Dan Blacharski, a columnist for ITworld.com, has weighed in on the Microsoft vs. Google book search debate, pointing out that while it is fashionable to bash Microsoft as a corporate bully, the Microsoft Live Book Search system treats copyright holders more fairly than Google Book Search does, because Microsoft only “displays books that are past their copyright, or have been specifically authorized by the copyright holder.”
The big question is that do I, as a creator of content and writer of books, have a problem with my books being on Google Book Search? It’s a tough question. When a library carries one of my books, they have purchased it from the publisher, and I get my fifty cents worth of royalty payment. But a library makes that book available only to a local community; if an online library makes a book available in digital form to the entire world, there should be adequate compensation to the author. But as I said, that’s not what Google is doing. They are, however, providing a summary, table of contents, title page, index, and copyright page, a link to buy the book, and a place to search the book. Search results will show snippets of text, maybe a few paragraphs, related to the search. Frankly, it doesn’t seem like such an egregious imposition on my rights, and it may help me sell a few books in the process. The grey area comes in deciding whether Google has a right to scan and index those books without permission from the publisher. Publishers may well decide it’s to their advantage to grant permission-but it would be more fair for Google to seek out that permission before scanning.
A Google feature in TIME magazine last year reported that the company’s founders use the informal corporate motto “don’t be evil.” Perhaps they also should add a corollary from everybody’s mom: “And always ask politely before you borrow something.”













Copyright and Royalty
Both these are important but limited in value. They are concepts predicated on the assumption that someone wants to buy – not read – a particular work.
The local ‘library’ is limited by budgetary and cultural preferences, they may also have their stock limited by borrower statistics, thus a ‘good’ book may be dumped asap and literary ‘garbage’ kept forever. A matter of ‘taste’ perhaps.
Then again, the supermarket mentality in regards to bookselling has come about precisely because of ‘taste’ and unsavoury dealings which do not favour the authors.
At least the internet brings and keeps books ‘available’ instead of rotting behind the stinking past their sell-by date cabbages.
Better to skip fifty cents (lucky man) than be totally ignored.
Dennis Greig
I don’t see how copyright is “limited in value”. Copyright is what gives creators of works the power to control what’s done with them, and that power is what allows anyone who invents things to do so professionally, instead of just as a hobby.
Any author (or other creator) can post their inventions on the web in any way they choose, with or without protection. Copyright does not hinder them in any way from giving their works away for free. But copyright gives them the choice, and what Google was trying to do was take away that choice from authors by scanning absolutely everything without asking permission first.

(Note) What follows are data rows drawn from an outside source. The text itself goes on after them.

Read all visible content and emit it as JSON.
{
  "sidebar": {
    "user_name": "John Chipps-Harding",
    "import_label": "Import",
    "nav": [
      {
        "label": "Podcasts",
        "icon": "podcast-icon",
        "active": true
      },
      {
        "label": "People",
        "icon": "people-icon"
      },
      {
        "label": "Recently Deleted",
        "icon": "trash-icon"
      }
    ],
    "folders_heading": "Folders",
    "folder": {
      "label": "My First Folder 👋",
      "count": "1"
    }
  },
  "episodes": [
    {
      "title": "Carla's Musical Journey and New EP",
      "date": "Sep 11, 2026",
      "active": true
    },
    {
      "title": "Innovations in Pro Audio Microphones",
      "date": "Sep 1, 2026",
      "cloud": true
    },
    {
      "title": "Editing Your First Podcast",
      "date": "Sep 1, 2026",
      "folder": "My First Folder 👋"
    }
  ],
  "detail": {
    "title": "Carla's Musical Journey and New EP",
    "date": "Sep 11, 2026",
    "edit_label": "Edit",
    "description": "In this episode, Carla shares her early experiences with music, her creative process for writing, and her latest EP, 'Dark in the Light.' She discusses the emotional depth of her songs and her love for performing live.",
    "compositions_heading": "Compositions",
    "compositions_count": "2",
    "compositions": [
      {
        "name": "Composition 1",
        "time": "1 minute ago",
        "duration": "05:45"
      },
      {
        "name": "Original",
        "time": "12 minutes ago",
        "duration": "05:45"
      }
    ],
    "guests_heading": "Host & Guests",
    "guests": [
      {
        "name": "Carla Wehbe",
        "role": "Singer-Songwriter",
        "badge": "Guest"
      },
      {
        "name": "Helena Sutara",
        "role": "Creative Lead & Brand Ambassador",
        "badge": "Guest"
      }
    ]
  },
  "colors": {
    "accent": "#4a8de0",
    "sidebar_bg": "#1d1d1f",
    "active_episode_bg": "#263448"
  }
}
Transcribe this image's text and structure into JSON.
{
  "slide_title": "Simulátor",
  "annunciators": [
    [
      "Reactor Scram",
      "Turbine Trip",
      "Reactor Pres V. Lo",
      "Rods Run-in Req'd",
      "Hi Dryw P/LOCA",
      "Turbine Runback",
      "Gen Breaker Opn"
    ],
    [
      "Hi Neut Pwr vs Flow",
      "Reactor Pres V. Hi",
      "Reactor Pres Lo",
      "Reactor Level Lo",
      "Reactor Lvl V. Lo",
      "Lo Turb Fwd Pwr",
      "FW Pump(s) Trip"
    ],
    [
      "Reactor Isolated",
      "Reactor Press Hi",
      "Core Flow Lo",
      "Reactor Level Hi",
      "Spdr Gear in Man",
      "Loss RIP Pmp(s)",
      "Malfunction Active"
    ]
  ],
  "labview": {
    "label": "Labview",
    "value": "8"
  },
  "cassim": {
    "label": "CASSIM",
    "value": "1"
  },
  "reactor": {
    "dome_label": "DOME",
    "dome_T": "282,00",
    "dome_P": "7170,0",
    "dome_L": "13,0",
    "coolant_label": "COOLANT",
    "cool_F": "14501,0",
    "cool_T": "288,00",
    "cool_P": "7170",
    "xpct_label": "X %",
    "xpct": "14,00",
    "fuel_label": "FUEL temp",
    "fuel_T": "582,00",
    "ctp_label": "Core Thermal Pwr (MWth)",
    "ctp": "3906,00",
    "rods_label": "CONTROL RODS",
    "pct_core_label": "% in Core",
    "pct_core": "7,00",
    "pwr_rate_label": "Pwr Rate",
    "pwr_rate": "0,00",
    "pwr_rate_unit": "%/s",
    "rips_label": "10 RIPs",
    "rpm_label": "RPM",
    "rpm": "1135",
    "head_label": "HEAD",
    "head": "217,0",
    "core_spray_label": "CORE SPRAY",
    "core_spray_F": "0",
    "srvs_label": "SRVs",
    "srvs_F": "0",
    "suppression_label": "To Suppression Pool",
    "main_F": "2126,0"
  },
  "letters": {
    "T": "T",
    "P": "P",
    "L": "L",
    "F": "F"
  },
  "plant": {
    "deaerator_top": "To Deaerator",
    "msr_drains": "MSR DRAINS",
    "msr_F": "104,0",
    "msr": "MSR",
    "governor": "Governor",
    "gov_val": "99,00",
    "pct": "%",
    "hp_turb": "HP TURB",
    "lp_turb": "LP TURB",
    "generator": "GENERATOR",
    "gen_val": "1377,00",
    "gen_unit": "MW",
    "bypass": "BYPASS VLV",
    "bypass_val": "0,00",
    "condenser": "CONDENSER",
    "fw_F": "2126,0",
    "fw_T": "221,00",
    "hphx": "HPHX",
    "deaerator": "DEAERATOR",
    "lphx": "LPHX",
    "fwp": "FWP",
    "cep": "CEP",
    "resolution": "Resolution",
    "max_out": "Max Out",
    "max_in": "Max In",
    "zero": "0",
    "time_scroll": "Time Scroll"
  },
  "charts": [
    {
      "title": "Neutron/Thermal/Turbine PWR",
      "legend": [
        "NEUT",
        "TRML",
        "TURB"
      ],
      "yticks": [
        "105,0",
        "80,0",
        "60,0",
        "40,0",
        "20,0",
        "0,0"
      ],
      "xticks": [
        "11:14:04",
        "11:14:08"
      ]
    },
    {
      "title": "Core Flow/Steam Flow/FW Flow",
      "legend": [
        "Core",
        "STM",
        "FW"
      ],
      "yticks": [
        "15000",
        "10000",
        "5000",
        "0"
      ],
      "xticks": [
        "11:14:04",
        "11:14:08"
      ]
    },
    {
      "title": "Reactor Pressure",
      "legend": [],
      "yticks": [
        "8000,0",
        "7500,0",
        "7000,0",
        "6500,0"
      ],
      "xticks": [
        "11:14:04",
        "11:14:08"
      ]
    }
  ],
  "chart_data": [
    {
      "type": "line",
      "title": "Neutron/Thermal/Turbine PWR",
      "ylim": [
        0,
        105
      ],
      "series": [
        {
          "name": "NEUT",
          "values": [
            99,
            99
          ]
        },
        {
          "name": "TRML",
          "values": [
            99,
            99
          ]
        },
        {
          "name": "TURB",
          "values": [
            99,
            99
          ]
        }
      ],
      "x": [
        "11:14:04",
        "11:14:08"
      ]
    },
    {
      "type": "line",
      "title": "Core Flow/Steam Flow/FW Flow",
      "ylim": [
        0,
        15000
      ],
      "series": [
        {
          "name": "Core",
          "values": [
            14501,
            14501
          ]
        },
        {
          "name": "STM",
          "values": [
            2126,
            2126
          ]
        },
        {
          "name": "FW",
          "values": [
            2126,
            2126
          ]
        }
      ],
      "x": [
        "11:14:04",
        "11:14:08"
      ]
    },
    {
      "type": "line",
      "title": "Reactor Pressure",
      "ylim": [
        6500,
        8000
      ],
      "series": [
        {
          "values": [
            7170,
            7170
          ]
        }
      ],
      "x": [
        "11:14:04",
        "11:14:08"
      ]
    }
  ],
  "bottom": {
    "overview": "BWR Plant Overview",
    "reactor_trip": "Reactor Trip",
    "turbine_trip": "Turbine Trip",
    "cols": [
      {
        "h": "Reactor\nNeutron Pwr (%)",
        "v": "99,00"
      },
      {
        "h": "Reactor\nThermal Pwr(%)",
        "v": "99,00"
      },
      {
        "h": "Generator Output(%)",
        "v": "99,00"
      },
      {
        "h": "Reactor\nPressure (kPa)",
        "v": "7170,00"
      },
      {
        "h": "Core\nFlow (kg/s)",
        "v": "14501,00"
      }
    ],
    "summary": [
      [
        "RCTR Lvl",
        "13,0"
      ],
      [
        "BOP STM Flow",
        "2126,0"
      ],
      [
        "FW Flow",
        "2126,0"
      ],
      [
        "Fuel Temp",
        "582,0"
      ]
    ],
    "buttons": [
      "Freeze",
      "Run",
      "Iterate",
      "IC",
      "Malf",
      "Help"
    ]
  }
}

What the controversy with Google boils down to is this: Google decided they could do whatever they wanted with other people’s copyrighted material, and then they rationalized it afterwards as being beneficial to authors. What’s next? Google worms into my computer, takes my latest book manuscript, and posts in on the web? Then they say “It’s ok, it’s for your own good – you’ll get great distribution, and you won’t be exploited by crooked publishers.” No. That’s not Google’s choice, it’s mine, and when they scan books they’re violating an author’s rights just as much. If they want to “do me a favour” and scan my works, all they have to do is ask.